陸棲也同樣滿心迷惑,聖藥爛大街了嗎?他近來遇見過兩次,還全是在白笙身上,不由使他開始自我懷疑起來。
夜過三更,白笙緩緩睜開了眼睛,背上的灼痛使他皺了皺眉,見他醒來,良卿忙湊了過來。
“怎麼樣了?感覺好些了嗎?還有哪裡不舒服?”
“沒事,我怎麼回來的?”白笙很是虛弱的問道。
將之前的事大概講了一遍,良卿皺眉道:“你怎能就由著他們對你動手?你可知我與長空若是去晚到一步,你便性命難保了!”
“我只是想…求個心安罷了。”白笙苦笑道。
良卿斥道:“你若是死了,這京都說不準多少人會心安呢!”
白笙也知道自己大意了,扯了扯嘴角,對著良卿笑了笑,將聲音放輕了些:“別擔心了,我這不是沒什麼事嗎?”
“要不是熾樓救了你,你此時還只能被金針吊著命呢!”
白笙一怔,問清了來龍去脈後,他沉默了許久,眼中滿是複雜,“良卿,你說…我們是不是太過小人之心了?”

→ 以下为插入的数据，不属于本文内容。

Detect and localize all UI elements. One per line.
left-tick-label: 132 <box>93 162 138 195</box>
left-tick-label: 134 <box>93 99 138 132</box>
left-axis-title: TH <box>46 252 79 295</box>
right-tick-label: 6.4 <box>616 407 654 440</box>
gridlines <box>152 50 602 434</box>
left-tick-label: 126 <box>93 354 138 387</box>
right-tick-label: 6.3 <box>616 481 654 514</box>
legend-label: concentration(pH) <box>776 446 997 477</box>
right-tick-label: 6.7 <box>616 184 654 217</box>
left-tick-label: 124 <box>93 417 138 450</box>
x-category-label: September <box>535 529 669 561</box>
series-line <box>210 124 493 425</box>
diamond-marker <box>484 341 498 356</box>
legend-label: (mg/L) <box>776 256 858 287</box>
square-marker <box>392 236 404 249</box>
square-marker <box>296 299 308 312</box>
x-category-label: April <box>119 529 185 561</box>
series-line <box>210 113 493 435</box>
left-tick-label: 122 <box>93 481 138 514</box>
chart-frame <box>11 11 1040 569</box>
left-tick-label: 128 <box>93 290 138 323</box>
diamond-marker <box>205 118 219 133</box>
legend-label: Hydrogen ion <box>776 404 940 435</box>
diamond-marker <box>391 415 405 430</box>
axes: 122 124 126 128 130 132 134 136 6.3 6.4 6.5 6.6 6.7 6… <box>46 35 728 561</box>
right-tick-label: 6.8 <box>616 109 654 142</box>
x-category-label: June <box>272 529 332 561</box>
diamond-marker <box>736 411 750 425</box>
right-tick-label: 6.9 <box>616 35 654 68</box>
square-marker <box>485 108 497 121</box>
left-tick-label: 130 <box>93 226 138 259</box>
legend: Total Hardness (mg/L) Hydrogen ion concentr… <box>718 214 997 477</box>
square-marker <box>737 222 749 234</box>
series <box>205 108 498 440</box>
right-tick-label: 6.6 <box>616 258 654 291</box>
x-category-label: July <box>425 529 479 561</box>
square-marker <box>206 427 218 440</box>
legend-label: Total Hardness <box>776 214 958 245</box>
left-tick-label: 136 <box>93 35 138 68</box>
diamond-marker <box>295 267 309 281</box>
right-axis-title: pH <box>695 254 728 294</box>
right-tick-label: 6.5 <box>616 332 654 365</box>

良卿搖頭:“京中局勢複雜,暗潮洶湧,咱們就算怎麼防備都不為過,再者,你不覺得熾樓有太多讓人想不通的地方了嗎?
他為何一直留在京中不離去?為何總是謊言相欺?又為何如此盡心救你?或許是我小人之心,但對猜不透的人,我寧可先小人,後君子…”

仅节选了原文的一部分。